Our Commitment: Blood Pressure

Our Commitment: Blood Pressure

High blood pressure, or hypertension, affects about 75 million Americans, according to the Centers for Disease Control and Prevention. Having high blood pressure means the pressure of the blood in your blood vessels is higher than it should be.

Hattiesburg Clinic’s commitment to caring for the overall health of each patient includes measuring blood pressure during each visit and answering any questions patients may have about his/her blood pressure.

Did You Know…

  • 1 in 3 U.S. adults have high blood pressure.
  • Only half of those with the condition have it under control.
  • High blood pressure is called the “silent killer” because it often has no warning signs or symptoms.
  • High blood pressure increases the risk for heart disease or stroke.

The definition of high blood pressure recently changed, based on new guidelines by the American College of Cardiology and the American Heart Association.

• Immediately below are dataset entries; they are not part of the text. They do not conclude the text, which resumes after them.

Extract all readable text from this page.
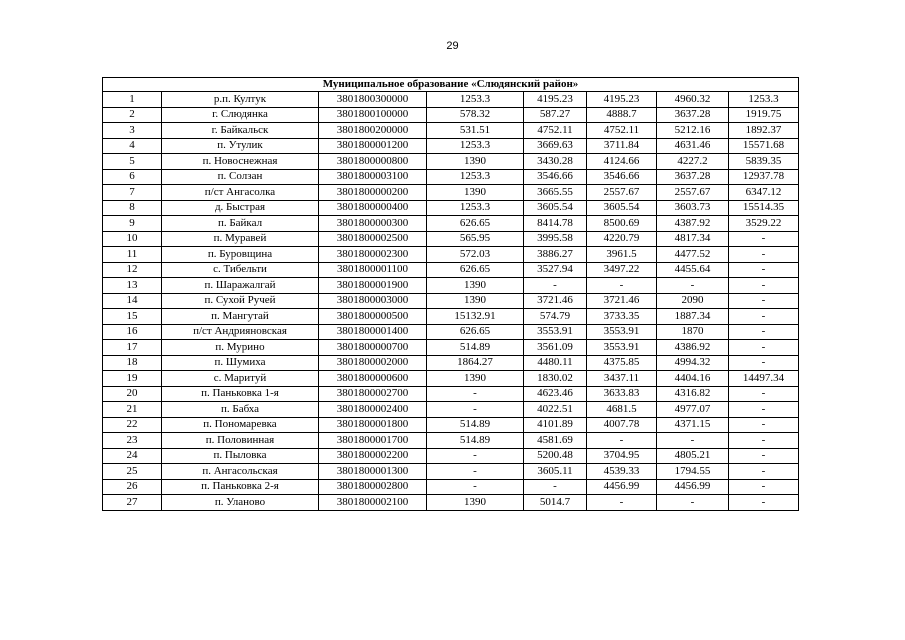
29
Муниципальное образование «Слюдянский район»							
1	р.п. Култук	3801800300000	1253.3	4195.23	4195.23	4960.32	1253.3
2	г. Слюдянка	3801800100000	578.32	587.27	4888.7	3637.28	1919.75
3	г. Байкальск	3801800200000	531.51	4752.11	4752.11	5212.16	1892.37
4	п. Утулик	3801800001200	1253.3	3669.63	3711.84	4631.46	15571.68
5	п. Новоснежная	3801800000800	1390	3430.28	4124.66	4227.2	5839.35
6	п. Солзан	3801800003100	1253.3	3546.66	3546.66	3637.28	12937.78
7	п/ст Ангасолка	3801800000200	1390	3665.55	2557.67	2557.67	6347.12
8	д. Быстрая	3801800000400	1253.3	3605.54	3605.54	3603.73	15514.35
9	п. Байкал	3801800000300	626.65	8414.78	8500.69	4387.92	3529.22
10	п. Муравей	3801800002500	565.95	3995.58	4220.79	4817.34	-
11	п. Буровщина	3801800002300	572.03	3886.27	3961.5	4477.52	-
12	с. Тибельти	3801800001100	626.65	3527.94	3497.22	4455.64	-
13	п. Шаражалгай	3801800001900	1390	-	-	-	-
14	п. Сухой Ручей	3801800003000	1390	3721.46	3721.46	2090	-
15	п. Мангутай	3801800000500	15132.91	574.79	3733.35	1887.34	-
16	п/ст Андрияновская	3801800001400	626.65	3553.91	3553.91	1870	-
17	п. Мурино	3801800000700	514.89	3561.09	3553.91	4386.92	-
18	п. Шумиха	3801800002000	1864.27	4480.11	4375.85	4994.32	-
19	с. Маритуй	3801800000600	1390	1830.02	3437.11	4404.16	14497.34
20	п. Паньковка 1-я	3801800002700	-	4623.46	3633.83	4316.82	-
21	п. Бабха	3801800002400	-	4022.51	4681.5	4977.07	-
22	п. Пономаревка	3801800001800	514.89	4101.89	4007.78	4371.15	-
23	п. Половинная	3801800001700	514.89	4581.69	-	-	-
24	п. Пыловка	3801800002200	-	5200.48	3704.95	4805.21	-
25	п. Ангасольская	3801800001300	-	3605.11	4539.33	1794.55	-
26	п. Паньковка 2-я	3801800002800	-	-	4456.99	4456.99	-
27	п. Уланово	3801800002100	1390	5014.7	-	-	-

The new guidelines lower the definition of high blood pressure – from 140/90 mm Hg to 130/80 – to account for complications that can occur at lower numbers and to allow for earlier intervention. This new definition will result in nearly half of the U.S. adult population having high blood pressure, with the largest impact expected among younger people.

Blood pressure categories in the new guidelines are:

  • Normal: Less than 120/80 mm Hg;
  • Elevated: Systolic (top number) between 120-129 and diastolic (bottom) less than 80;
  • Stage 1: Systolic between 130-139 or diastolic between 80-89;
  • Stage 2: Systolic at least 140 or diastolic at least 90 mm Hg;
  • Hypertensive crisis: Systolic over 180 and/or diastolic over 120, with patients needing prompt changes in medication if there are no other indications of problems, or immediate hospitalization if there are signs of organ damage.

Low blood pressure, although less common, can also pose a risk when symptoms are present. These include dizziness, nausea or fainting.

Fortunately, blood pressure can be controlled through lifestyle changes and, in some people, medication. Controlling high blood pressure is vital to lowering the risk of the damaging effects it can have on the body.